Et cela a fonctionné. Si les forces israéliennes sont parvenues à pénétrer dans les zones les moins urbanisées du nord de la bande de Gaza, en utilisant la mobilité et la puissance de feu de leurs troupes blindées, cette avancée est illusoire, car les forces du Hamas harcèlent constamment les Israéliens et utilisent des missiles tandem meurtriers pour désactiver ou détruire les véhicules israéliens, tuant de nombreux soldats israéliens et en blessant des centaines d’autres. Alors qu’Israël est réticent à publier le nombre de véhicules blindés perdus de cette manière, le Hamas affirme qu’il s’agit de centaines.

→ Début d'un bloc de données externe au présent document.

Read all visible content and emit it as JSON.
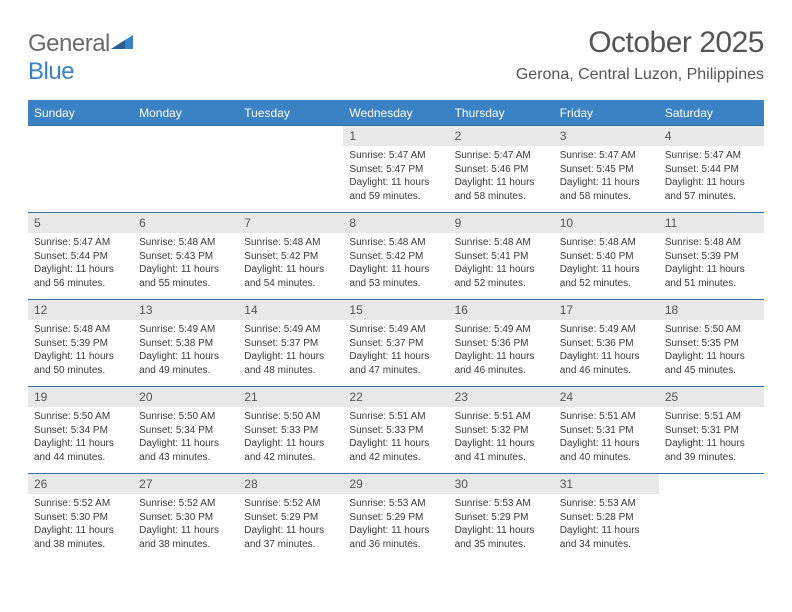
{
  "logo": {
    "general": "General",
    "blue": "Blue"
  },
  "title": {
    "month": "October 2025",
    "location": "Gerona, Central Luzon, Philippines"
  },
  "colors": {
    "header_bg": "#3b82c4",
    "week_rule": "#3b6ea0",
    "daynum_bg": "#e8e8e8",
    "text": "#3a3a3a",
    "title_text": "#555555",
    "logo_gray": "#6b6b6b",
    "logo_blue": "#3b82c4",
    "page_bg": "#ffffff"
  },
  "typography": {
    "title_month_fontsize": 30,
    "title_location_fontsize": 16,
    "weekday_fontsize": 12,
    "daynum_fontsize": 12,
    "body_fontsize": 10
  },
  "weekdays": [
    "Sunday",
    "Monday",
    "Tuesday",
    "Wednesday",
    "Thursday",
    "Friday",
    "Saturday"
  ],
  "weeks": [
    [
      null,
      null,
      null,
      {
        "n": "1",
        "sr": "5:47 AM",
        "ss": "5:47 PM",
        "dl": "11 hours and 59 minutes."
      },
      {
        "n": "2",
        "sr": "5:47 AM",
        "ss": "5:46 PM",
        "dl": "11 hours and 58 minutes."
      },
      {
        "n": "3",
        "sr": "5:47 AM",
        "ss": "5:45 PM",
        "dl": "11 hours and 58 minutes."
      },
      {
        "n": "4",
        "sr": "5:47 AM",
        "ss": "5:44 PM",
        "dl": "11 hours and 57 minutes."
      }
    ],
    [
      {
        "n": "5",
        "sr": "5:47 AM",
        "ss": "5:44 PM",
        "dl": "11 hours and 56 minutes."
      },
      {
        "n": "6",
        "sr": "5:48 AM",
        "ss": "5:43 PM",
        "dl": "11 hours and 55 minutes."
      },
      {
        "n": "7",
        "sr": "5:48 AM",
        "ss": "5:42 PM",
        "dl": "11 hours and 54 minutes."
      },
      {
        "n": "8",
        "sr": "5:48 AM",
        "ss": "5:42 PM",
        "dl": "11 hours and 53 minutes."
      },
      {
        "n": "9",
        "sr": "5:48 AM",
        "ss": "5:41 PM",
        "dl": "11 hours and 52 minutes."
      },
      {
        "n": "10",
        "sr": "5:48 AM",
        "ss": "5:40 PM",
        "dl": "11 hours and 52 minutes."
      },
      {
        "n": "11",
        "sr": "5:48 AM",
        "ss": "5:39 PM",
        "dl": "11 hours and 51 minutes."
      }
    ],
    [
      {
        "n": "12",
        "sr": "5:48 AM",
        "ss": "5:39 PM",
        "dl": "11 hours and 50 minutes."
      },
      {
        "n": "13",
        "sr": "5:49 AM",
        "ss": "5:38 PM",
        "dl": "11 hours and 49 minutes."
      },
      {
        "n": "14",
        "sr": "5:49 AM",
        "ss": "5:37 PM",
        "dl": "11 hours and 48 minutes."
      },
      {
        "n": "15",
        "sr": "5:49 AM",
        "ss": "5:37 PM",
        "dl": "11 hours and 47 minutes."
      },
      {
        "n": "16",
        "sr": "5:49 AM",
        "ss": "5:36 PM",
        "dl": "11 hours and 46 minutes."
      },
      {
        "n": "17",
        "sr": "5:49 AM",
        "ss": "5:36 PM",
        "dl": "11 hours and 46 minutes."
      },
      {
        "n": "18",
        "sr": "5:50 AM",
        "ss": "5:35 PM",
        "dl": "11 hours and 45 minutes."
      }
    ],
    [
      {
        "n": "19",
        "sr": "5:50 AM",
        "ss": "5:34 PM",
        "dl": "11 hours and 44 minutes."
      },
      {
        "n": "20",
        "sr": "5:50 AM",
        "ss": "5:34 PM",
        "dl": "11 hours and 43 minutes."
      },
      {
        "n": "21",
        "sr": "5:50 AM",
        "ss": "5:33 PM",
        "dl": "11 hours and 42 minutes."
      },
      {
        "n": "22",
        "sr": "5:51 AM",
        "ss": "5:33 PM",
        "dl": "11 hours and 42 minutes."
      },
      {
        "n": "23",
        "sr": "5:51 AM",
        "ss": "5:32 PM",
        "dl": "11 hours and 41 minutes."
      },
      {
        "n": "24",
        "sr": "5:51 AM",
        "ss": "5:31 PM",
        "dl": "11 hours and 40 minutes."
      },
      {
        "n": "25",
        "sr": "5:51 AM",
        "ss": "5:31 PM",
        "dl": "11 hours and 39 minutes."
      }
    ],
    [
      {
        "n": "26",
        "sr": "5:52 AM",
        "ss": "5:30 PM",
        "dl": "11 hours and 38 minutes."
      },
      {
        "n": "27",
        "sr": "5:52 AM",
        "ss": "5:30 PM",
        "dl": "11 hours and 38 minutes."
      },
      {
        "n": "28",
        "sr": "5:52 AM",
        "ss": "5:29 PM",
        "dl": "11 hours and 37 minutes."
      },
      {
        "n": "29",
        "sr": "5:53 AM",
        "ss": "5:29 PM",
        "dl": "11 hours and 36 minutes."
      },
      {
        "n": "30",
        "sr": "5:53 AM",
        "ss": "5:29 PM",
        "dl": "11 hours and 35 minutes."
      },
      {
        "n": "31",
        "sr": "5:53 AM",
        "ss": "5:28 PM",
        "dl": "11 hours and 34 minutes."
      },
      null
    ]
  ],
  "labels": {
    "sunrise": "Sunrise:",
    "sunset": "Sunset:",
    "daylight": "Daylight:"
  }
}
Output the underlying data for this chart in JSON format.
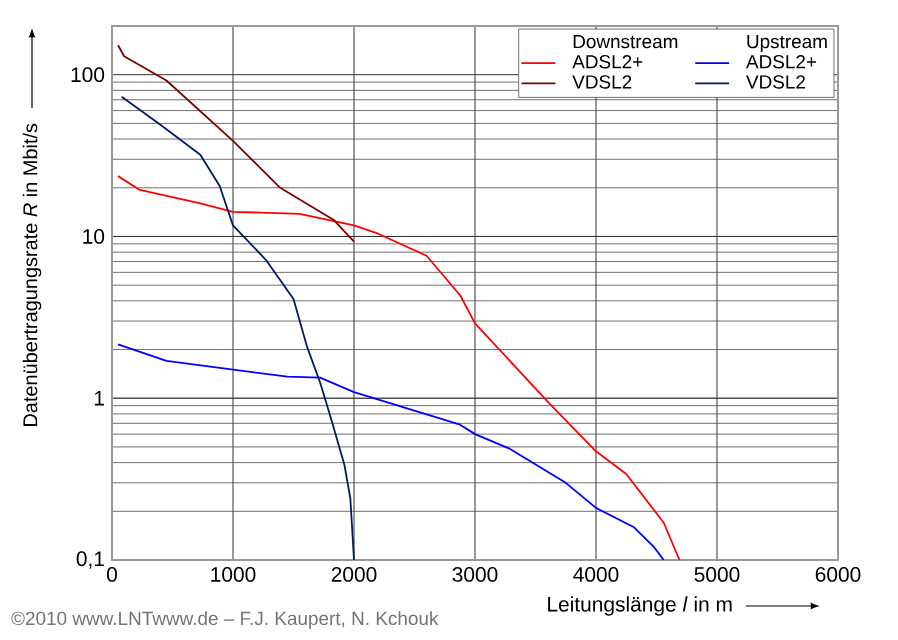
{
  "chart_data": {
    "type": "line",
    "xlabel": "Leitungslänge *l* in m",
    "ylabel": "Datenübertragungsrate *R* in Mbit/s",
    "log": "y",
    "grid": true,
    "legend": "top right",
    "marker": "none",
    "line_style": "solid",
    "xlim": [
      0,
      6000
    ],
    "xticks": [
      0,
      1000,
      2000,
      3000,
      4000,
      5000,
      6000
    ],
    "ylim": [
      0.1,
      200
    ],
    "yticks": [
      {
        "value": 0.1,
        "label": "0,1"
      },
      1,
      10,
      100
    ],
    "annotations": [
      "Downstream",
      "Upstream",
      "©2010 www.LNTwww.de –  F.J. Kaupert, N. Kchouk"
    ],
    "series": [
      {
        "name": "ADSL2+",
        "color": "#ff0000",
        "x": [
          50,
          230,
          730,
          1000,
          1550,
          2000,
          2200,
          2600,
          2880,
          3000,
          3620,
          4000,
          4250,
          4560,
          4690
        ],
        "values": [
          23.6,
          19.4,
          16,
          14.2,
          13.8,
          11.7,
          10.4,
          7.6,
          4.3,
          2.9,
          0.92,
          0.47,
          0.34,
          0.17,
          0.1
        ]
      },
      {
        "name": "VDSL2",
        "color": "#800000",
        "x": [
          50,
          100,
          450,
          1000,
          1390,
          1830,
          2000
        ],
        "values": [
          152,
          130,
          92,
          39,
          20,
          12.7,
          9.3
        ]
      },
      {
        "name": "ADSL2+",
        "color": "#0000ff",
        "x": [
          50,
          450,
          1450,
          1720,
          2000,
          2870,
          3000,
          3280,
          3750,
          4000,
          4310,
          4480,
          4560
        ],
        "values": [
          2.15,
          1.7,
          1.36,
          1.34,
          1.09,
          0.69,
          0.6,
          0.49,
          0.3,
          0.21,
          0.16,
          0.12,
          0.1
        ]
      },
      {
        "name": "VDSL2",
        "color": "#001a66",
        "x": [
          80,
          400,
          730,
          890,
          1000,
          1270,
          1500,
          1610,
          1720,
          1810,
          1920,
          1970,
          2000
        ],
        "values": [
          73,
          49,
          32,
          20.5,
          11.7,
          7.2,
          4.1,
          2.1,
          1.25,
          0.75,
          0.39,
          0.24,
          0.1
        ]
      }
    ]
  }
}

Les affirmations du Hamas sont étayées par le fait qu’Israël a cessé de vendre d’anciens chars Merkava 3 et a plutôt organisé son stock de ces véhicules en nouveaux bataillons de chars de réserve afin de compenser les lourdes pertes subies à la fois dans la bande de Gaza et le long de la frontière nord avec le Liban, où les forces du Hezbollah sont engagées dans une guerre d’usure mortelle avec Israël et mènent des opérations de soutien au Hamas dans la bande de Gaza.
Cependant, la raison principale de la défaite d’Israël jusqu’à présent est Israël lui-même. Après avoir mordu à l’hameçon et être tombé dans le piège du Hamas, Israël a mis en œuvre sa doctrine Dahiya contre la population palestinienne de la bande de Gaza et a mené des attaques aveugles contre des biens civils, au mépris flagrant des lois de la guerre. On estime que 13.000 civils palestiniens ont été tués dans ces attaques, dont plus de 5.000 enfants. Plusieurs milliers d’autres victimes sont ensevelies sous les décombres de leurs maisons détruites.

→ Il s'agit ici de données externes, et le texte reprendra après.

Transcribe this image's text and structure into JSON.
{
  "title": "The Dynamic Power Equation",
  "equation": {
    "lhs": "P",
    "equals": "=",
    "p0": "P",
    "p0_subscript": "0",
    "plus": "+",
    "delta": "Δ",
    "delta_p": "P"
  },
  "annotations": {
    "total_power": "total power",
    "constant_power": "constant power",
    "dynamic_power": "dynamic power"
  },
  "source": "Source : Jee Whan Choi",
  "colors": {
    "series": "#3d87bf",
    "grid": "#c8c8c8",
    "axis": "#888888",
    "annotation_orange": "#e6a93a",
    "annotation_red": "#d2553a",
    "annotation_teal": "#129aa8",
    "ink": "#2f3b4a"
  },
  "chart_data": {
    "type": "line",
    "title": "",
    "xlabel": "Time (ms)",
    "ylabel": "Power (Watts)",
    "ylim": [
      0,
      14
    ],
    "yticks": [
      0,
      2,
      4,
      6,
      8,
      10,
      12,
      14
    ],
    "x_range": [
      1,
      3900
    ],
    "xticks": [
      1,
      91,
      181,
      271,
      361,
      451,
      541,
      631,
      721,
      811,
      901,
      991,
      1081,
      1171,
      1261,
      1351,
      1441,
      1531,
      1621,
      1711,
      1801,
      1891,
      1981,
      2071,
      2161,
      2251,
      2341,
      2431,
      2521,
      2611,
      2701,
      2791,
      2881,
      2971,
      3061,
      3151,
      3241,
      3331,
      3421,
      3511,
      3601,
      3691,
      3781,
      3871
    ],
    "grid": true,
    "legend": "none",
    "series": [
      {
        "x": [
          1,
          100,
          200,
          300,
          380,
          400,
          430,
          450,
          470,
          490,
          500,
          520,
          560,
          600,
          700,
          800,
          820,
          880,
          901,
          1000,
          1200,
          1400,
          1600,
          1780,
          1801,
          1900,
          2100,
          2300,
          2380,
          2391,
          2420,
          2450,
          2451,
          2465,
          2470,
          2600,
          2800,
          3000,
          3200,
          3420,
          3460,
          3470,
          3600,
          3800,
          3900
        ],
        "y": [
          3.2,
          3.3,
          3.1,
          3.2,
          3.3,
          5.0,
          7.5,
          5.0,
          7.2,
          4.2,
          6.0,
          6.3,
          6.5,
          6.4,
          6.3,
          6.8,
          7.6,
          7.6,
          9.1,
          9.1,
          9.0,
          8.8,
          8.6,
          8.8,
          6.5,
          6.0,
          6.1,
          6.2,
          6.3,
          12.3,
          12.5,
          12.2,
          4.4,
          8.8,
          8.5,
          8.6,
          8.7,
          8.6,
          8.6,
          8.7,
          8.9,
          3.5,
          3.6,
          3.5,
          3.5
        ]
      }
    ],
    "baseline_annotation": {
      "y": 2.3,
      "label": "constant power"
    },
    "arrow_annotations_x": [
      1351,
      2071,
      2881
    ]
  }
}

Bien qu’Israël ait pu gagner le soutien de la communauté internationale après l’attentat du Hamas du 7 octobre, sa réaction grossièrement excessive a retourné l’opinion publique mondiale contre le pays, ce que le Hamas avait prévu. Aujourd’hui, Israël est de plus en plus isolé et perd son soutien non seulement dans ce que l’on appelle le Sud mondial, mais aussi dans les bastions traditionnels du sentiment pro-israélien aux États-Unis, en Grande-Bretagne et en Europe. Cet isolement, associé au type de pression politique auquel Israël n’est pas habitué, a contribué à ce que le gouvernement Netanyahu accepte le cessez-le-feu et l’échange de prisonniers qui s’en est suivi.

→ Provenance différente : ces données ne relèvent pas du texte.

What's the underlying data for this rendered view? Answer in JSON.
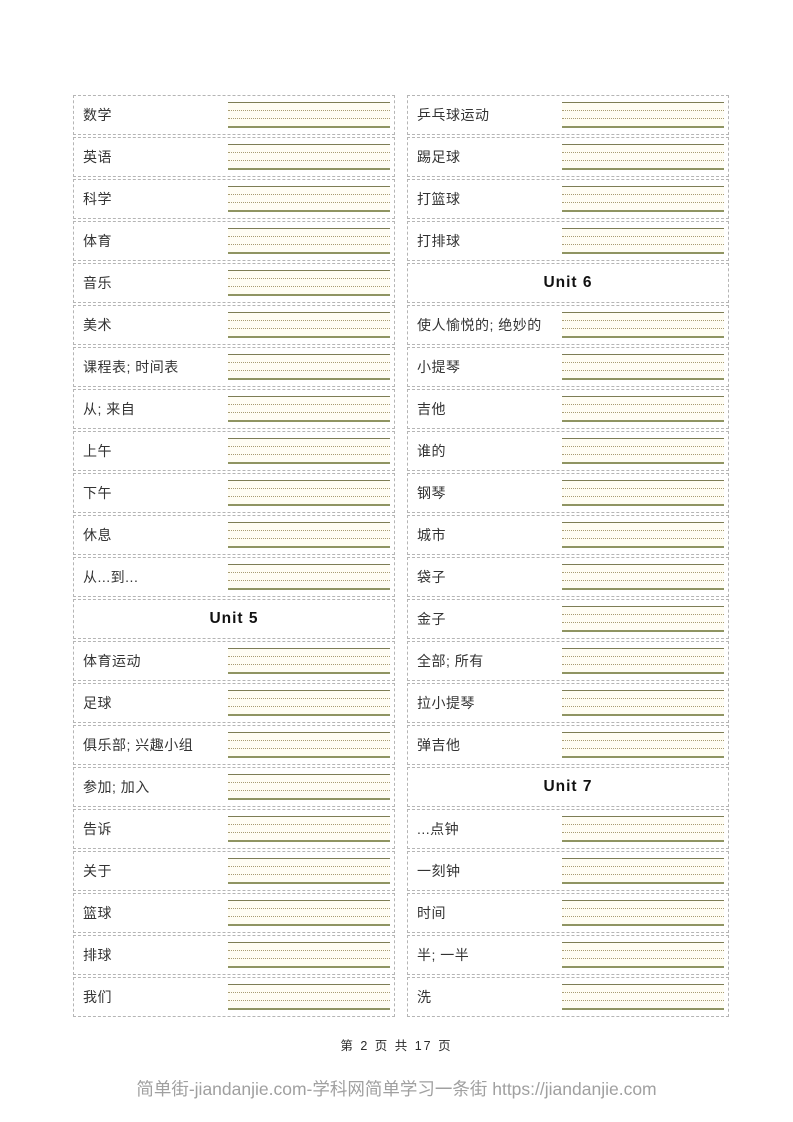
{
  "page": {
    "footer_page_info": "第 2 页 共 17 页",
    "watermark": "简单街-jiandanjie.com-学科网简单学习一条街 https://jiandanjie.com"
  },
  "colors": {
    "cell_border": "#b5b5b5",
    "line_solid_top": "#7d7d55",
    "line_dotted": "#a89c72",
    "line_solid_bottom": "#8f9462",
    "lines_background": "#fffdf3",
    "text": "#333333",
    "watermark": "#a0a0a0"
  },
  "columns": [
    {
      "rows": [
        {
          "type": "word",
          "label": "数学"
        },
        {
          "type": "word",
          "label": "英语"
        },
        {
          "type": "word",
          "label": "科学"
        },
        {
          "type": "word",
          "label": "体育"
        },
        {
          "type": "word",
          "label": "音乐"
        },
        {
          "type": "word",
          "label": "美术"
        },
        {
          "type": "word",
          "label": "课程表; 时间表"
        },
        {
          "type": "word",
          "label": "从; 来自"
        },
        {
          "type": "word",
          "label": "上午"
        },
        {
          "type": "word",
          "label": "下午"
        },
        {
          "type": "word",
          "label": "休息"
        },
        {
          "type": "word",
          "label": "从...到..."
        },
        {
          "type": "unit",
          "label": "Unit 5"
        },
        {
          "type": "word",
          "label": "体育运动"
        },
        {
          "type": "word",
          "label": "足球"
        },
        {
          "type": "word",
          "label": "俱乐部; 兴趣小组"
        },
        {
          "type": "word",
          "label": "参加; 加入"
        },
        {
          "type": "word",
          "label": "告诉"
        },
        {
          "type": "word",
          "label": "关于"
        },
        {
          "type": "word",
          "label": "篮球"
        },
        {
          "type": "word",
          "label": "排球"
        },
        {
          "type": "word",
          "label": "我们"
        }
      ]
    },
    {
      "rows": [
        {
          "type": "word",
          "label": "乒乓球运动"
        },
        {
          "type": "word",
          "label": "踢足球"
        },
        {
          "type": "word",
          "label": "打篮球"
        },
        {
          "type": "word",
          "label": "打排球"
        },
        {
          "type": "unit",
          "label": "Unit 6"
        },
        {
          "type": "word",
          "label": "使人愉悦的; 绝妙的"
        },
        {
          "type": "word",
          "label": "小提琴"
        },
        {
          "type": "word",
          "label": "吉他"
        },
        {
          "type": "word",
          "label": "谁的"
        },
        {
          "type": "word",
          "label": "钢琴"
        },
        {
          "type": "word",
          "label": "城市"
        },
        {
          "type": "word",
          "label": "袋子"
        },
        {
          "type": "word",
          "label": "金子"
        },
        {
          "type": "word",
          "label": "全部; 所有"
        },
        {
          "type": "word",
          "label": "拉小提琴"
        },
        {
          "type": "word",
          "label": "弹吉他"
        },
        {
          "type": "unit",
          "label": "Unit 7"
        },
        {
          "type": "word",
          "label": "...点钟"
        },
        {
          "type": "word",
          "label": "一刻钟"
        },
        {
          "type": "word",
          "label": "时间"
        },
        {
          "type": "word",
          "label": "半; 一半"
        },
        {
          "type": "word",
          "label": "洗"
        }
      ]
    }
  ]
}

Il reste à voir si le cessez-le-feu tiendra ou non. La question de savoir comment le cessez-le-feu peut être transformé en une cessation durable des hostilités reste également ouverte. Une chose est cependant certaine : les Israéliens ont déclaré que la victoire se définissait par une défaite totale du Hamas, créant ainsi les conditions d’une victoire du Hamas, que ce dernier obtient par sa seule survie.
Mais le Hamas ne fait pas que survivre, il gagne aussi. Après avoir combattu les forces de défense israéliennes sur le champ de bataille jusqu’à l’arrêt, le Hamas a réalisé chacun de ses objectifs stratégiques dans ce conflit. Dans le monde, la nécessité absolue d’une solution à deux États, condition préalable à une paix durable dans la région, est activement articulée. Les Palestiniens détenus par Israël sont échangés contre les Israéliens que le Hamas a pris en otage. Et le monde islamique est unanime dans sa condamnation de la profanation de la mosquée Al-Aqsa par Israël.
Aucune de ces questions n’était à l’ordre du jour le 6 octobre. Le fait qu’ils soient abordés maintenant témoigne du succès du Hamas le 7 octobre et dans les jours et semaines qui ont suivi, lorsque les forces israéliennes ont été vaincues par une combinaison de la ténacité du Hamas et de son propre penchant pour la violence aveugle contre les civils. Loin d’être éliminé en tant que force militaire et politique, le Hamas s’est révélé être peut-être la voix et l’autorité la plus importante lorsqu’il s’agit de défendre les intérêts du peuple palestinien.